Correios acionam TST e pedem que greve seja declarada abusiva
Correios ajuizaram dissídio coletivo no TST pedindo que a greve seja declarada abusiva. Entenda o que muda para trabalhadores e para quem usa o serviço.
Rita Cavalcanti
Os Correios ajuizaram dissídio coletivo no Tribunal Superior do Trabalho (TST) pedindo que a greve dos trabalhadores da estatal seja declarada abusiva. A estatal decidiu levar o conflito para a Justiça do Trabalho e ajuizou um dissídio coletivo no Tribunal Superior do Trabalho (TST) pedindo, entre outras coisas, que a greve seja declarada abusiva. Se o pedido for aceito, mesmo que parcialmente, a vida do trabalhador da categoria e a rotina de quem depende do serviço postal muda quase de imediato: cartas, encomendas, boletos, remédios e documentos oficiais parados nas unidades tendem a voltar a circular, mas as regras do movimento grevista também ficam mais duras.
O que está em jogo
Nesta reportagem, você vai entender, em linguagem simples, o que exatamente os Correios pediram ao TST, o que significa dissídio coletivo, quando a Justiça pode considerar uma greve abusiva, quais são os efeitos práticos para quem está parado e o que esperar dos próximos dias em relação à entrega da sua correspondência. Também mostramos como o trabalhador pode se proteger juridicamente e quais são os canais oficiais para acompanhar o caso.

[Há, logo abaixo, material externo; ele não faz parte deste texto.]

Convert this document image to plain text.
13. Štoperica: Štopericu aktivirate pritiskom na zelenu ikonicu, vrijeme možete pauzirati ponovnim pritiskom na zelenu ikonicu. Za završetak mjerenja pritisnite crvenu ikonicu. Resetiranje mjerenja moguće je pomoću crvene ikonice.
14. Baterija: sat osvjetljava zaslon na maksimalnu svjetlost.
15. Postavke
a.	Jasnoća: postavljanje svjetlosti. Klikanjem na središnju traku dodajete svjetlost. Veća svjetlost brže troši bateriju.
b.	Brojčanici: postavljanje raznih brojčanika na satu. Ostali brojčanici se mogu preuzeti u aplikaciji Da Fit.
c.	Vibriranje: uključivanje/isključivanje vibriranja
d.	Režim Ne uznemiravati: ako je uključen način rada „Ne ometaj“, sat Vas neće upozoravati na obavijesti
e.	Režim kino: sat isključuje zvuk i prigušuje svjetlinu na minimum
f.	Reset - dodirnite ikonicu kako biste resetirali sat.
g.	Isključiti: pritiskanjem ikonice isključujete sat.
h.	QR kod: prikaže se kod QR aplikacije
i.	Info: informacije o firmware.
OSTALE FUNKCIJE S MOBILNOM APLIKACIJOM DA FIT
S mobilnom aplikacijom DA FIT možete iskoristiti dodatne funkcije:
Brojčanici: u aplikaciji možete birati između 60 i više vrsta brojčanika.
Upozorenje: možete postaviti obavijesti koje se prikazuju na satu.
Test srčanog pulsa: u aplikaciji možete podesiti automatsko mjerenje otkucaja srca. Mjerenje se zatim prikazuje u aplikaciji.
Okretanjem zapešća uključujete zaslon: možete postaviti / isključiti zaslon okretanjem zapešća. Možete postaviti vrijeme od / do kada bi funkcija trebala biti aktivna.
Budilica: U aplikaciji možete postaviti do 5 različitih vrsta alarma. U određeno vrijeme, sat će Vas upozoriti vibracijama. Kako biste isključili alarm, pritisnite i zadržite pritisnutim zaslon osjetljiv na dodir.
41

O que os Correios pediram ao Tribunal Superior do Trabalho
A empresa protocolou no TST uma ação chamada dissídio coletivo de greve. Nesse tipo de processo, o empregador pede que o tribunal analise o movimento paredista e, se for o caso, decida por conta própria os pontos da negociação que patrão e sindicato não conseguiram resolver na mesa. No pedido, os Correios sustentam que a paralisação estaria causando prejuízos ao serviço postal e à população, e por isso deveria ser enquadrada como abusiva.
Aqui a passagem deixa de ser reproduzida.